Williams sit P8 in the 2026 constructors' championship after Miami, five points to their name and no wins to point to. For a team that sold this regulation reset as the moment to stop apologizing, four rounds in the ledger reads like a holding pattern.

Miami at least offered something to bank. Carlos Sainz brought his car home P9, Alexander Albon P10 — a double-points Sunday, the kind of execution day Grove has been hunting since lights out in Melbourne. It's also, plainly, the ceiling of what this Williams looks like right now: a Q3-on-a-good-day car that needs both drivers finishing inside the top ten to move the needle on the board.

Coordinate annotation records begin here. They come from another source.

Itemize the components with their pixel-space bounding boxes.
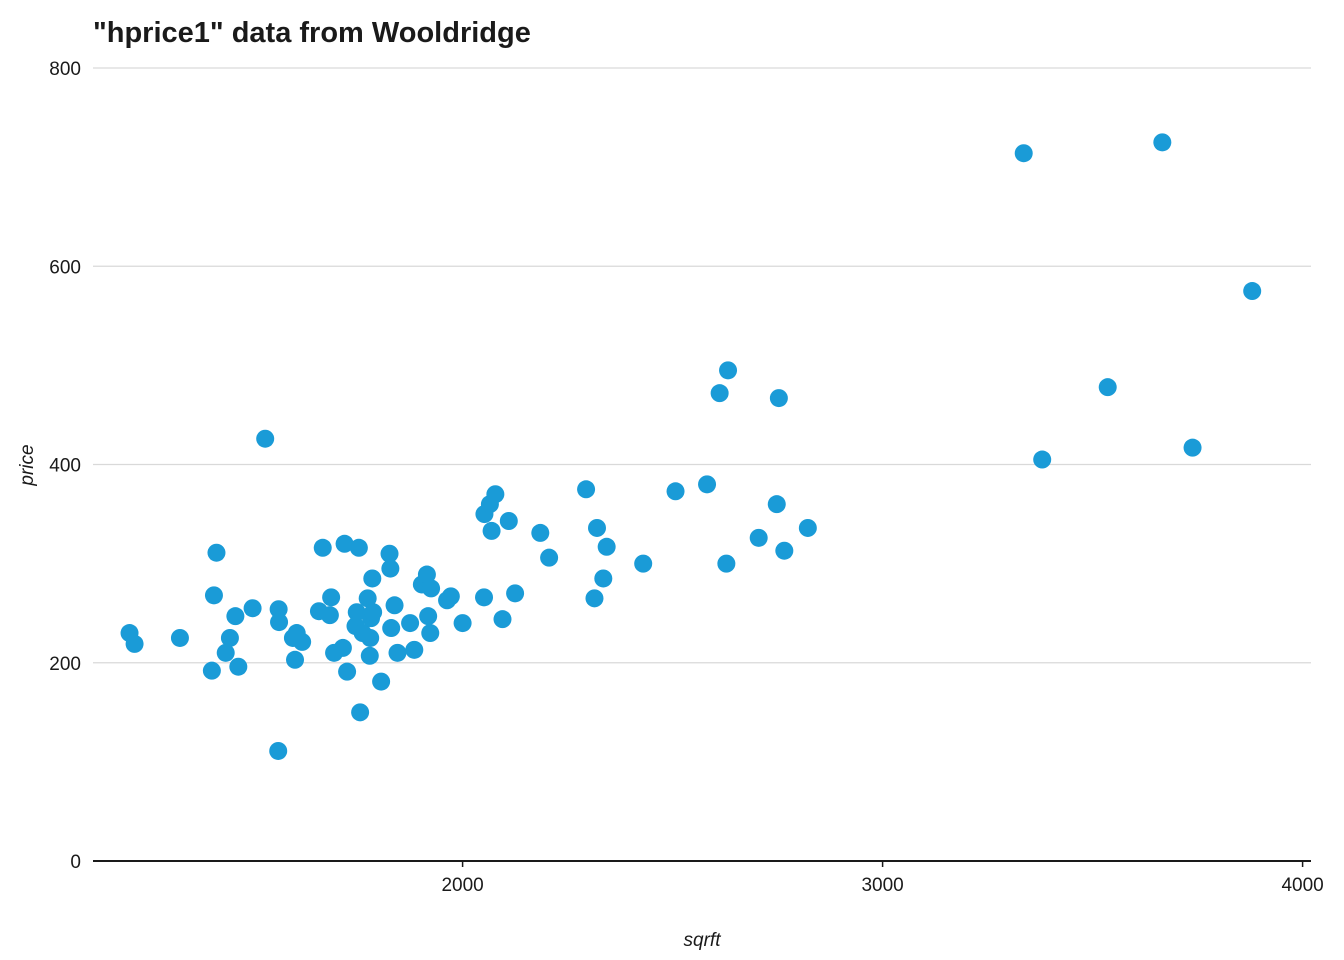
data-point <box>293 632 312 651</box>
data-point <box>229 657 248 676</box>
data-point <box>335 534 354 553</box>
data-point <box>540 548 559 567</box>
data-point <box>269 741 288 760</box>
data-point <box>380 544 399 563</box>
data-point <box>243 599 262 618</box>
x-tick-labels: 2000 3000 4000 <box>441 861 1324 896</box>
data-point <box>351 703 370 722</box>
data-point <box>372 672 391 691</box>
y-axis-title: price <box>17 444 38 486</box>
data-point <box>207 543 226 562</box>
data-point <box>202 661 221 680</box>
data-point <box>417 565 436 584</box>
data-point <box>588 518 606 537</box>
x-tick-label: 3000 <box>861 875 903 896</box>
data-point <box>453 614 472 633</box>
data-point <box>1098 378 1117 397</box>
data-point <box>216 643 235 662</box>
y-tick-labels: 0 200 400 600 800 <box>49 59 81 873</box>
data-point <box>269 600 288 619</box>
data-point <box>358 589 377 608</box>
data-point <box>475 588 494 607</box>
data-point <box>767 495 786 514</box>
data-point <box>666 482 685 501</box>
data-point <box>401 614 420 633</box>
data-point <box>1033 450 1052 469</box>
data-point <box>361 628 380 647</box>
data-point <box>256 429 275 448</box>
data-point <box>1014 144 1033 163</box>
data-point <box>364 603 383 622</box>
data-point <box>769 389 788 408</box>
data-point <box>1243 282 1262 301</box>
chart-title: "hprice1" data from Wooldridge <box>93 17 531 49</box>
data-point <box>482 521 501 540</box>
data-point <box>349 538 368 557</box>
data-point <box>719 361 738 380</box>
data-point <box>441 587 460 606</box>
data-point <box>717 554 736 573</box>
data-point <box>421 624 440 643</box>
data-point <box>363 569 382 588</box>
data-point <box>388 643 407 662</box>
data-point <box>320 606 339 625</box>
data-point <box>347 603 366 622</box>
y-tick-label: 400 <box>49 456 81 477</box>
data-point <box>597 537 616 556</box>
data-point <box>382 619 401 638</box>
data-point <box>322 588 341 607</box>
y-tick-label: 0 <box>70 852 81 873</box>
data-point <box>333 638 352 657</box>
data-point <box>1153 133 1172 152</box>
data-point <box>749 528 768 547</box>
data-point <box>313 538 332 557</box>
data-point <box>226 607 245 626</box>
data-point <box>286 650 305 669</box>
data-point <box>338 662 357 681</box>
data-point <box>634 554 653 573</box>
x-tick-label: 4000 <box>1281 875 1323 896</box>
data-point <box>1183 438 1202 457</box>
data-point <box>125 634 144 653</box>
data-point <box>170 628 189 647</box>
data-point <box>419 607 438 626</box>
data-point <box>385 596 404 615</box>
data-point <box>270 613 289 632</box>
data-point <box>506 584 525 603</box>
data-point <box>710 384 729 403</box>
data-point <box>422 579 441 598</box>
data-point <box>798 518 817 537</box>
data-point <box>204 586 223 605</box>
data-point <box>405 640 424 659</box>
data-point <box>381 559 400 578</box>
data-point <box>577 480 596 499</box>
data-point <box>499 512 518 531</box>
data-point <box>775 541 794 560</box>
data-point <box>585 589 604 608</box>
data-point <box>220 628 239 647</box>
data-point <box>594 569 613 588</box>
y-tick-label: 600 <box>49 257 81 278</box>
data-point <box>360 646 379 665</box>
data-point <box>698 475 717 494</box>
data-points <box>120 133 1262 760</box>
y-tick-label: 200 <box>49 654 81 675</box>
data-point <box>493 610 512 629</box>
y-tick-label: 800 <box>49 59 81 80</box>
x-axis-title: sqrft <box>684 930 722 951</box>
data-point <box>486 485 505 504</box>
data-point <box>531 523 550 542</box>
x-tick-label: 2000 <box>441 875 483 896</box>
gridlines <box>93 67 1311 664</box>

The broader story remains the one YF1 has been tracking since the opener. Sainz walked away from Ferrari for a long-horizon project, and through four rounds the long horizon is doing most of the heavy lifting in the math. Albon, the team's reference point through the lean years, has spent the early season scrapping for the back end of the points rather than dragging the car into Q3 cameos. The car, not the drivers, is the conversation. James Vowles has been open that 2026 is foundational, not contention — but P8 with five points is a thin foundation against a midfield that won't wait.

Next up: Monaco, now stripped of its mandatory two-stop. Track position, qualifying, and pray — and for Williams, a weekend where a quick car would finally show itself.